By chance I happened to find a ILR cheatsheet http://www.sediment.uni-goettingen.de/staff/tolosana/extra/CoDaNutshell.pdf. Wow! So easy to take the derivative. I confirmed with the Julia code.

$$ \log |J| = \log\text{softmax}(V^\top y)+ \log(D) $$

data { int N; matrix[N - 1 , N - 1] Vinv; //matrix[N, N] Vinv_full; }parameters { vector[N - 1] y; }transformed parameters { simplex[N] z; vector[N - 1] s = Vinv y; real logabsdet = sum(log_softmax( Vinv_full[:, 1:N-1] y)) + log(N);

{ real alpha = log_sum_exp(append_row(s, 0)); z = append_row(exp(s - alpha), 1 / exp(alpha)); }

}model { target += logabsdet; }generated quantities { real z_sum = sum(z); }

— Reply to this email directly, view it on GitHub https://github.com/mjhajharia/transforms/issues/39#issuecomment-1192865709, or unsubscribe https://github.com/notifications/unsubscribe-auth/ANEZILHDJK3PCYIJUI533O3VVLXPPANCNFSM54JQKIWQ . You are receiving this because you are subscribed to this thread.Message ID: @.***>

spinkney commented 2 years ago

@sethaxen I'm seeing discrepancies from ForwardDiff and this log-abs-det that I'm not sure are due to numerical computation errors or I'm missing something on this transform. If I make the dimension size 10000 the difference is about 2 which seems much too high. Is this a typical observation or does it indicate I'm still missing something. The differences are very small for low dimension sizes.
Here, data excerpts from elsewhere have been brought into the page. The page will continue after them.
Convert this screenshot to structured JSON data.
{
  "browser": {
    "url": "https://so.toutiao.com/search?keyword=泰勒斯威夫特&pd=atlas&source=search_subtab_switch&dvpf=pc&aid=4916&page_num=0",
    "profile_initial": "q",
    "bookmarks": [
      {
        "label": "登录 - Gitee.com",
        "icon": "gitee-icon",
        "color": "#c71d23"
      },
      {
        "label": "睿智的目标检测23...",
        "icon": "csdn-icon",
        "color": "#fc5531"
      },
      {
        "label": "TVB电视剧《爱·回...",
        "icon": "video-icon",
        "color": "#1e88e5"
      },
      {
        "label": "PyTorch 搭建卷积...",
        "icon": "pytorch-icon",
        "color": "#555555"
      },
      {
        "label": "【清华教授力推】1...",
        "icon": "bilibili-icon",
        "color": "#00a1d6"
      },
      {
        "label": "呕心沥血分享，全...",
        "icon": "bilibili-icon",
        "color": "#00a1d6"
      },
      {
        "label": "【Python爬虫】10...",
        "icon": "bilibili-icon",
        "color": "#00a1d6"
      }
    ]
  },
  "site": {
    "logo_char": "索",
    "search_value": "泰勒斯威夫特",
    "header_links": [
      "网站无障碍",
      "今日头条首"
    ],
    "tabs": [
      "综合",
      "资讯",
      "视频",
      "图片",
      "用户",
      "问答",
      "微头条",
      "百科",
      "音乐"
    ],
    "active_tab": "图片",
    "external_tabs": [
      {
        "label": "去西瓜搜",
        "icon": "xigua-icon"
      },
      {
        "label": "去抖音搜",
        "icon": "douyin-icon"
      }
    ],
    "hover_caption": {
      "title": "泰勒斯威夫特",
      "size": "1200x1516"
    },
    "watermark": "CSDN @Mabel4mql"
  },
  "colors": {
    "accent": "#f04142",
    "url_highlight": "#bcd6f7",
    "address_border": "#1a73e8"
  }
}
spinkney commented 2 years ago

Ok, it's floating point errors. If I restrict the domain of y to 0,1 or -1, 1 or something the differences disappear. I'm guessing it's the final exp.

spinkney commented 2 years ago

I haven't had this much fun doing math in a long time. What I have is correct and it follows from the matrix determinant lemma that @bob-carpenter gave (thanks a ton for that hint)! It's quite elegant that the log-determinant of the matrix calculus formula boils down to this simple update. I'll update the paper with the math and make a pull request for the stan code over the next few days.

bob-carpenter commented 2 years ago

I haven't had this much fun doing math in a long time.

Algebra is a lot of fun when a big pile of math like a log Jacobian determinant works out to something simple. I'm hoping we can convey that to the reader while making all this understandable.

spinkney commented 2 years ago

After going through all the math this is just the softmax transform with a linear scaling applied.

spinkney commented 2 years ago

I'm opening this back up because - although I don't understand why - the ESS is 10x higher for the last parameter in this transform vs the softmax.

bob-carpenter commented 2 years ago

the ESS is 10x higher for the last parameter in this transform vs the softmax.

Is that softmax with the last element pinned to zero?

spinkney commented 2 years ago

Yes, softmax with the last value pinned to zero

bob-carpenter commented 2 years ago

Perhaps that's not surprising when you look at the Jacobian, which is all about how much probability is left over for the last element and then raised to dimensionality power.